“Nascentes morimur, finisque ab origine pendet” (Nascendo moriamo, e la fine dipende dal principio) è un verso del poeta latino Marco Manilio, ispirato dalle sue convinzioni filosofiche di ascendenza stoica.
“Nascendo Morimur” diventa poi la denominazione di un tema artistico che si sviluppa nel mondo cattolico a partire dal XVI secolo, e diviene popolare soprattutto nei Paesi Bassi e in Germania; un tema che si correla con quello più ampio della Vanitas e che vede la raffigurazione di un fanciullo con accanto un teschio.
Il tema è presente, in misura assai minore, in Italia a partire dal XVI secolo.
Stante la relativa scarsità della diffusione del tema in Italia, stupisce non poco constatare come due sue interpretazioni – realizzate a fresco nel 1761 da Luca Rossetti da Orta – trovino posto nell’area absidale della chiesa di Santa Croce a Ivrea (area che si spera possa essere oggetto di una seconda fase del progetto di restauro avviato nel 2021 dalla omonima confraternita).
La prima raffigurazione del “Nascendo Morimur” compare sulla parete orientale (foto): vi si osserva una deliziosa figura di putto meditabondo seduto sulle volute di un cornicione dipinto a imitazione dello stucco che inquadra – a mo’ di trompe-l’œil – una finta finestra.
Un lieve manto azzurro annodato su un fianco svolazza alle sue spalle mentre tiene la mano sinistra poggiata su un teschio.
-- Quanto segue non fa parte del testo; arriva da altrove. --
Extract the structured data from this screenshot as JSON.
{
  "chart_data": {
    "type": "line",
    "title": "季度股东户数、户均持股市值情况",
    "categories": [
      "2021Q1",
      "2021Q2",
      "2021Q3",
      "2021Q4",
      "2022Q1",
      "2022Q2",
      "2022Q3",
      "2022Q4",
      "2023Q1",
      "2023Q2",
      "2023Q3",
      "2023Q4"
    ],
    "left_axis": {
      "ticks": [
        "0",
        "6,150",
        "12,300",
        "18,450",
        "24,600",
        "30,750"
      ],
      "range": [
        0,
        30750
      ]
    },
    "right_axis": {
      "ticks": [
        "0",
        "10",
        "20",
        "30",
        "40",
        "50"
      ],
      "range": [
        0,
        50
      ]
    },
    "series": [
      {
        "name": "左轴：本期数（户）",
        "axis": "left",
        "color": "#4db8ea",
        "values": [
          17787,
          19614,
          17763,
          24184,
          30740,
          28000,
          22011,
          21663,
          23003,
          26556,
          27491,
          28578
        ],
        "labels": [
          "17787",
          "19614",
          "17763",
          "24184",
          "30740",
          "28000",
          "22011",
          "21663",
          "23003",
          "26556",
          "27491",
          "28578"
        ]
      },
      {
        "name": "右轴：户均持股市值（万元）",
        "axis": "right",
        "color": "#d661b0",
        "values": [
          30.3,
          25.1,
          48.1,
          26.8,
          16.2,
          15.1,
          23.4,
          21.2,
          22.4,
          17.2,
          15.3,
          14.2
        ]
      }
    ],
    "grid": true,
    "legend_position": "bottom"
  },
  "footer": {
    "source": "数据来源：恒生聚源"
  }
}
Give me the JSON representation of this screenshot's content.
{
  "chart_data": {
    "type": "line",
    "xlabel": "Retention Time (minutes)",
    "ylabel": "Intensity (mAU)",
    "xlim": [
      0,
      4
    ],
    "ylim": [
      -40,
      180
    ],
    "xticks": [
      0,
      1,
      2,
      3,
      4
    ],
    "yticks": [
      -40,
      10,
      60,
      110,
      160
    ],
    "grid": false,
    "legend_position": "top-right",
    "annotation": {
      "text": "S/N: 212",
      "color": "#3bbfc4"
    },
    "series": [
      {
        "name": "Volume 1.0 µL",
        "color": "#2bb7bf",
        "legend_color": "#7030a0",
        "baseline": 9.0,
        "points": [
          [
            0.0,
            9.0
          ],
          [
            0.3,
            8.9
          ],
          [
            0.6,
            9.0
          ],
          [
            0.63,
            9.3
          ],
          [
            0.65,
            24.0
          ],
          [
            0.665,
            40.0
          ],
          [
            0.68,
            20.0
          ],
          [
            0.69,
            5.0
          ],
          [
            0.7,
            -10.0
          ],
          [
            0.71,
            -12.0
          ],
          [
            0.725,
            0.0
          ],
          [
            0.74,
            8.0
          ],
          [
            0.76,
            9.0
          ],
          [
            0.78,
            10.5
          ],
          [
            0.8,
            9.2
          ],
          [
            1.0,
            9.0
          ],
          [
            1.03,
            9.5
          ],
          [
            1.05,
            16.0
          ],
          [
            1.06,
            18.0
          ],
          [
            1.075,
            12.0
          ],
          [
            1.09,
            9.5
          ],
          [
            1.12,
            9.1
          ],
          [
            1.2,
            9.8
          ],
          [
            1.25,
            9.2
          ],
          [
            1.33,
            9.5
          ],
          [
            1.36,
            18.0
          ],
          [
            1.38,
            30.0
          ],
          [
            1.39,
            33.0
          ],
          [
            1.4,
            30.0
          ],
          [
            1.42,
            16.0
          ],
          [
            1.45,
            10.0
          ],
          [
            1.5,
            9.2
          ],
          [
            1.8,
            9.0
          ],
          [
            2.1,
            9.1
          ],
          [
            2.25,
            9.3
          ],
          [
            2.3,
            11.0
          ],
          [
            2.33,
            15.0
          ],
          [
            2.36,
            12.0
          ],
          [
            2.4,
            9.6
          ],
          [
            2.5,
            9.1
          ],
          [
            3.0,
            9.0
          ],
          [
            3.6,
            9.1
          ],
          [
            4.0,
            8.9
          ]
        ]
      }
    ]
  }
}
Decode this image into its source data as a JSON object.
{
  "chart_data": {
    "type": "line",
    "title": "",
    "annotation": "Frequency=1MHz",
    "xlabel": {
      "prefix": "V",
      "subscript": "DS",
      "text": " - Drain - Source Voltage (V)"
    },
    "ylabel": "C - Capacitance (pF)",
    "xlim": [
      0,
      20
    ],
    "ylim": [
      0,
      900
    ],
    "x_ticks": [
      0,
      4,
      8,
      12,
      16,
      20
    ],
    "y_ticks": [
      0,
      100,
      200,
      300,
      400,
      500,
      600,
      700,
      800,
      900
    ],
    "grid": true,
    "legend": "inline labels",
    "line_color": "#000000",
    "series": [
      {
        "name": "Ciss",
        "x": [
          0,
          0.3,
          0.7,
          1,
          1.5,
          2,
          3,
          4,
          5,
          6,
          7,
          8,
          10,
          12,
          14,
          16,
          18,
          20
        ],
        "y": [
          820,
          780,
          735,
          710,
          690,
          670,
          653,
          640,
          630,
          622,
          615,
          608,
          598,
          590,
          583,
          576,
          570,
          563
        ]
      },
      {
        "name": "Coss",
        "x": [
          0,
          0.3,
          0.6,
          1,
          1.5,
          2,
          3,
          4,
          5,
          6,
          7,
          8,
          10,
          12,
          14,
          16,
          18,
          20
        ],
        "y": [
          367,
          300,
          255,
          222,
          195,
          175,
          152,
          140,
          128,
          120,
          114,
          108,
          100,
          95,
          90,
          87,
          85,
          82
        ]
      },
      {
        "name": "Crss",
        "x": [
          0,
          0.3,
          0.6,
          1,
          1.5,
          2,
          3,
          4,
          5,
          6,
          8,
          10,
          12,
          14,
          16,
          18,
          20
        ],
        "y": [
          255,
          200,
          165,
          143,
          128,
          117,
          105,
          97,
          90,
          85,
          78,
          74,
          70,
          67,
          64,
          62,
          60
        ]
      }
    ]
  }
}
Un vicino cartiglio ci propone un passo delle Lamentazioni di Geremia: sedebit solitarius et tacebit (Sieda costui solitario e resti in silenzio) (Lam. 3, 28).
Sulla parete opposta abbiamo una seconda raffigurazione del “Nascendo Morimur”: qui la figura del putto si inserisce tra le volute del cornicione e pone la sua mano destra sul teschio, mentre il suo volto esprime dolore.
Il cartiglio posto vicino a lui propone un passo tratto dal Secondo libro di Samuele: morimur, et quasi aquae dilabimur in terram (Noi dobbiamo morire e siamo come acqua versata per terra) (II Sam, 14-16).
Il progetto iconografico e le citazioni tratte dall’Antico Testamento valgono a rendere esplicito il messaggio sulla precarietà della vita e la speranza nella salvezza della propria anima; il tutto in linea con quella che era, sin dalla nascita nel 1612, la principale missione della confraternita: pregare per il suffragio dei morti.
A riguardo delle due raffigurazioni del “Nascendo Morimur” che inaspettatamente troviamo nella chiesa di Santa Croce è verosimile pensare che il pittore Luca Rossetti avesse visto stampe con questo soggetto provenienti dall’Europa del Nord.
Possiamo immaginare che egli ne avrà discusso con il dottissimo e ignoto committente dello straordinario ciclo di affreschi che orna le pareti della chiesa: forse padre Nicola Bellono, appartenente alla Congregazione de’ Preti secolari della Dottrina Cattolica, detti anche Dottrinari, allora particolarmente vicina al Vescovo Mons. Michele Villa.